The coronavirus, combined with climate change and conflict, is expected to exacerbate already long-running crises in many developing countries next year, according to a new report from the International Rescue Committee (IRC), a major US humanitarian group.
Despite the gravity of the pandemic, the direct impact of Covid-19 in areas where the IRC operates was less damaging than feared, the organization’s CEO David Milliband said on Tuesday. But it came with disastrous side effects, he added, including disrupting supply chains, causing food insecurity in some countries, and driving people away from hospitals, resulting in poor treatment for other diseases, including malaria.
Many of these are worsening life in the countries named on IRC’s annual emergency watchlist, which identifies places at risk of humanitarian catastrophe. Extreme poverty caused by lockdowns and border closures, for example, could trigger famines in South Sudan, Burkina Faso, and Yemen, it warns.
Yemen is at the top of the organization’s watchlist this year, raising particular concern as a nation that has also been plagued by years of war.

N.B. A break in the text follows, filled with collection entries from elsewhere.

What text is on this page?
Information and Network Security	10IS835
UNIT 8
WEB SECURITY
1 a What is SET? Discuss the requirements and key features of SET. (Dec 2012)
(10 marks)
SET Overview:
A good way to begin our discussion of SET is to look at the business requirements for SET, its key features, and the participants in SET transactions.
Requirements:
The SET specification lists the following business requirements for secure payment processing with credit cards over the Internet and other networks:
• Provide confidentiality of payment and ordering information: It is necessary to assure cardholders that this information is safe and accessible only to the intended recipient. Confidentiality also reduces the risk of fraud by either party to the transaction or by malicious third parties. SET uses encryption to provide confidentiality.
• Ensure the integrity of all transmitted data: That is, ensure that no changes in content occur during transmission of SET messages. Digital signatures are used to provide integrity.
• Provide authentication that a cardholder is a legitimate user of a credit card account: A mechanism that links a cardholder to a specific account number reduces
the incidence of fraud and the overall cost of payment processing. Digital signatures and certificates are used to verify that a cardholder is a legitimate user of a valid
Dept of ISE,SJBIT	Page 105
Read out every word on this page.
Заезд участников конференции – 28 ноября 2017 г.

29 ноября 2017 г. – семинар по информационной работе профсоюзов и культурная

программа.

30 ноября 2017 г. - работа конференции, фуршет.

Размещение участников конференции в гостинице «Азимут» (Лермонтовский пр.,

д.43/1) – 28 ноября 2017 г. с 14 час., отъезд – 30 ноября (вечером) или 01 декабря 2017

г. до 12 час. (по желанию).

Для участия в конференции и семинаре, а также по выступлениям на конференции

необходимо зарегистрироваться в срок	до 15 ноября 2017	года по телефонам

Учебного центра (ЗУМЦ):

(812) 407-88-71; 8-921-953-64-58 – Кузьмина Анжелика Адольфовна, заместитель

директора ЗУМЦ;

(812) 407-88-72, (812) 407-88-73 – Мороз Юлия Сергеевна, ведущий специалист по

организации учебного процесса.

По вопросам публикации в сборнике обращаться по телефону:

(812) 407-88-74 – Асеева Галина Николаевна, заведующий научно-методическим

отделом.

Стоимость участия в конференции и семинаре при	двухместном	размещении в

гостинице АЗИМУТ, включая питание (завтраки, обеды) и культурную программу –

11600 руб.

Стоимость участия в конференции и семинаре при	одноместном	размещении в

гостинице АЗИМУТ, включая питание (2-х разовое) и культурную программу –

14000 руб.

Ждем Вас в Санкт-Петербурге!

Conflict-torn Afghanistan, Syria, the Democratic Republic of Congo and Ethiopia make up the list’s top five countries.
In all, the 20 countries on IRC’s list represent just 10% of the global population, but account for 85% of those in humanitarian need, it says. “Watchlist 2021 reveals that the world is facing both unprecedented humanitarian emergencies as well as a political crisis of inaction and global retreat from humanitarian obligations,” the IRC said in a statement Monday.
While Milliband described the development Covid-19 vaccines as an immensely positive story because of the cooperation of private companies and public entities in researching and developing a wide range of vaccines in record time, he highlighted the difficulty of securing and distributing doses for countries where both financing and health infrastructure are limited.
Asked by CNN about the possible delivery of vaccines to developing nations next year, the IRC chief was not optimistic. “Shortages of supply of Covid-19 vaccines mean the vast majority of people in fragile and humanitarian contexts- and in low-income and many middle- income states- will not be able to access a Covid-19 vaccine in 2021, and possibly for multiple years ahead,” he said.